Stefan Leedham, Head of Governance Services –

So, I must admit when it comes to network charging I am a bit (or probably a lot) of an anorak. Over the years I’ve been involved in the roll-out of the gas NTS charging model, set up of the gas DCMF and five-year forecasts, the gas TPCR, two GDPCRs, RIIO-GD1, RIIO-T1, RIIO-ED1, TransmiT and DCC charging to name but a few, and I have to admit I’ve enjoyed every minute of it.

It should therefore be no surprise that I’m looking forward to the electricity charging targeted charging review (TCR) and the work that this will involve. This represents a great opportunity to look at the issues facing electricity transmission and distribution charging and come up with some high-level principles that could be applied across both regimes, and to ensure we have a holistic approach to network charging.

This week we attended the first Charging Delivery Board (CDB) meeting under the TCR and the outlook for this looks promising. The CDB has been set up in response to rapid and increasing pace of change, to make it easier to access the market with appropriate charging, and for a more holistic view of the changes to network charging and access. The role of the CDB is to manage all this work and make sure it is being delivered on time and to plan – but not the actual delivery which will fall to the taskforces. Angelo Fitzhenry attended this meeting for ElectraLink as the DCUSA Code Administrator as we are keen to work with the industry and deliver real change that meets the needs of a rapidly evolving market. With storage, electric vehicles and demand side response these are not small issues that can be solved overnight; however, getting the principles right should mean we can set the foundations for network charges to deal with whatever the future may hold.

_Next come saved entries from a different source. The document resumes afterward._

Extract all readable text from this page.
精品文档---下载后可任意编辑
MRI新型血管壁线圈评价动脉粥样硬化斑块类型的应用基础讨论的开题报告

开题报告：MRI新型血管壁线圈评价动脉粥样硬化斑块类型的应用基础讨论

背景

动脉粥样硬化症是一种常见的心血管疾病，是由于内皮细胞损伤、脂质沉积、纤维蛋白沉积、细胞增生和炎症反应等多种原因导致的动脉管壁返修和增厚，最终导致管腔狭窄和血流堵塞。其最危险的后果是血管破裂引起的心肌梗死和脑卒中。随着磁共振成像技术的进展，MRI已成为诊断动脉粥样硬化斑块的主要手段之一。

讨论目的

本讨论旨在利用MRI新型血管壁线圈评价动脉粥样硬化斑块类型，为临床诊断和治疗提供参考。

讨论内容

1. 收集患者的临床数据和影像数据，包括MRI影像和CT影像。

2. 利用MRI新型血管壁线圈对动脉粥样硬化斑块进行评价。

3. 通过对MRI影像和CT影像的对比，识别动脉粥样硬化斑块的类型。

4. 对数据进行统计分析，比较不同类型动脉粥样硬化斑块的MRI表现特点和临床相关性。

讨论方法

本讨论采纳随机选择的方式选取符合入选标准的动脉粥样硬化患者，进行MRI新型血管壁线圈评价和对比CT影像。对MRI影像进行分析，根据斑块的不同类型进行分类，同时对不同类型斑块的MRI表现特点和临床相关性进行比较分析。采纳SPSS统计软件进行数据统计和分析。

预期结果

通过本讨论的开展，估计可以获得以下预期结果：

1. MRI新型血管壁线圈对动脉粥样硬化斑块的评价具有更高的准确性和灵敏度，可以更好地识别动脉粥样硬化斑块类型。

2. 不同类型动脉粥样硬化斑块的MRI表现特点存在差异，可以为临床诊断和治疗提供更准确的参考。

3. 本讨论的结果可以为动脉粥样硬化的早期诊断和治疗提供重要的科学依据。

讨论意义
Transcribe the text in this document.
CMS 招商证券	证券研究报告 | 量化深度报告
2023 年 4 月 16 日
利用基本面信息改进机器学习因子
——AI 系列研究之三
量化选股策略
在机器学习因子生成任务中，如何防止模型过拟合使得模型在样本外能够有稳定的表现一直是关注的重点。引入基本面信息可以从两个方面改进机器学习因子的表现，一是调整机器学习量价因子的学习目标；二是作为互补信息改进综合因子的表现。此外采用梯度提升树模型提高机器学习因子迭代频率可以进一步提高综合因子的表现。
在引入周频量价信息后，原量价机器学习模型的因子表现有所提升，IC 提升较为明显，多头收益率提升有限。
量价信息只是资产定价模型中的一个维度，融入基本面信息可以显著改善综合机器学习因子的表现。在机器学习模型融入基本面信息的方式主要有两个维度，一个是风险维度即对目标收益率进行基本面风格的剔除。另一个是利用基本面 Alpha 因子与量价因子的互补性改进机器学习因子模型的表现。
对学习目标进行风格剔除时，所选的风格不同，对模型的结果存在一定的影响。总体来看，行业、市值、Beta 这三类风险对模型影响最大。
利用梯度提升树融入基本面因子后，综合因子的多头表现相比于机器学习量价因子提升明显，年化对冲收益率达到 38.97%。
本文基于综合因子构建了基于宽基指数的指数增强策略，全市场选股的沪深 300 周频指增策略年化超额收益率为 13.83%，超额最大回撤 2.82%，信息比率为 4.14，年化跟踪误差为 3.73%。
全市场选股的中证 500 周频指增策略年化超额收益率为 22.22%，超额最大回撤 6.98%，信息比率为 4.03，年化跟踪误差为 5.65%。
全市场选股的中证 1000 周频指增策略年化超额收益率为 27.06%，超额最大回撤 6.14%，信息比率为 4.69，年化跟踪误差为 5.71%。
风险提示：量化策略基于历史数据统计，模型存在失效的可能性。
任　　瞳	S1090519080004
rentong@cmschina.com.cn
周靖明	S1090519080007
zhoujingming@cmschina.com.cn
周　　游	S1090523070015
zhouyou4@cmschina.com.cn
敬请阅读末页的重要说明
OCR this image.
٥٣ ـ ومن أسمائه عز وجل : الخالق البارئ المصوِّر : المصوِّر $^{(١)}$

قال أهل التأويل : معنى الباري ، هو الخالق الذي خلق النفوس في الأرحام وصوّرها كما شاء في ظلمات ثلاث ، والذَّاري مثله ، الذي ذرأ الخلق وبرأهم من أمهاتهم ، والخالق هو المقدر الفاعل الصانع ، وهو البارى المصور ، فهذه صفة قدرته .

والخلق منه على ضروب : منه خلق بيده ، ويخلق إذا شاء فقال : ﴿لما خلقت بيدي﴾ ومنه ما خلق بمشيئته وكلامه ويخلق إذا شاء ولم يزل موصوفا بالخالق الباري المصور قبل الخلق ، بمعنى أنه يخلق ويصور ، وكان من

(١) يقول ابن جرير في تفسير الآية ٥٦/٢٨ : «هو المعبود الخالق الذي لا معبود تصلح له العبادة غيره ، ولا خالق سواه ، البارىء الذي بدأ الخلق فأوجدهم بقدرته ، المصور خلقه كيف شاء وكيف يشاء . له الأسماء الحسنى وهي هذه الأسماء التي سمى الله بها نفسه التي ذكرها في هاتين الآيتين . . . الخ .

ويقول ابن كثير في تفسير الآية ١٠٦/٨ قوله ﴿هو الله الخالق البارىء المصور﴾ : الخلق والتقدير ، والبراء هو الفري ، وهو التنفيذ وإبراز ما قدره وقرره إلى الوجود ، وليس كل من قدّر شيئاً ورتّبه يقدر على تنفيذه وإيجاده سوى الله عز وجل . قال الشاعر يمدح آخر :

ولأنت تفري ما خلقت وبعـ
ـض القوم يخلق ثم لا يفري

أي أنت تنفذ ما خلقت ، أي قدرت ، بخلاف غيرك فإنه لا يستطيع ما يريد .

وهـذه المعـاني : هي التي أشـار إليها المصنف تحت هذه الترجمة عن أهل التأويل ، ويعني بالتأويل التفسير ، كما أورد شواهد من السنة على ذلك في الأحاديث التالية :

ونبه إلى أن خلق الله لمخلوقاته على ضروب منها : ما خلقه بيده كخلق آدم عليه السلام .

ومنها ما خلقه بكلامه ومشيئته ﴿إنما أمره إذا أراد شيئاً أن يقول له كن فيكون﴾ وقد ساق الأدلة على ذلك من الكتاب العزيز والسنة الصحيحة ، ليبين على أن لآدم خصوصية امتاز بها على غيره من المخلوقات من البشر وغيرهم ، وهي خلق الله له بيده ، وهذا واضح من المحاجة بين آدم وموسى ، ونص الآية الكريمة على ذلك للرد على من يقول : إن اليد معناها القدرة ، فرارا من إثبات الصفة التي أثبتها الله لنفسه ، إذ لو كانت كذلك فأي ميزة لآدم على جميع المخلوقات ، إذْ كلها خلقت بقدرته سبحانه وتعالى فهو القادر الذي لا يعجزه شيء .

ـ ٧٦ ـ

This also represents a great opportunity to co-ordinate across distribution and transmission and highlight how effective co-operation can benefit the industry. We’ve been working with National Grid and Ofgem to help co-ordinate this project, making sure that the right touch points are in place, there is a common understanding of expectations across parties and to ensure that there is communication in place so all stakeholders are aware of what is being discussed and can decide whether to engage or not. As I said at the beginning I am a bit of a charging anorak so this does excite me – but from early discussions I am really hopeful that this will be a project that successfully demonstrates collaboration, co-ordination and communication for the benefit of the industry.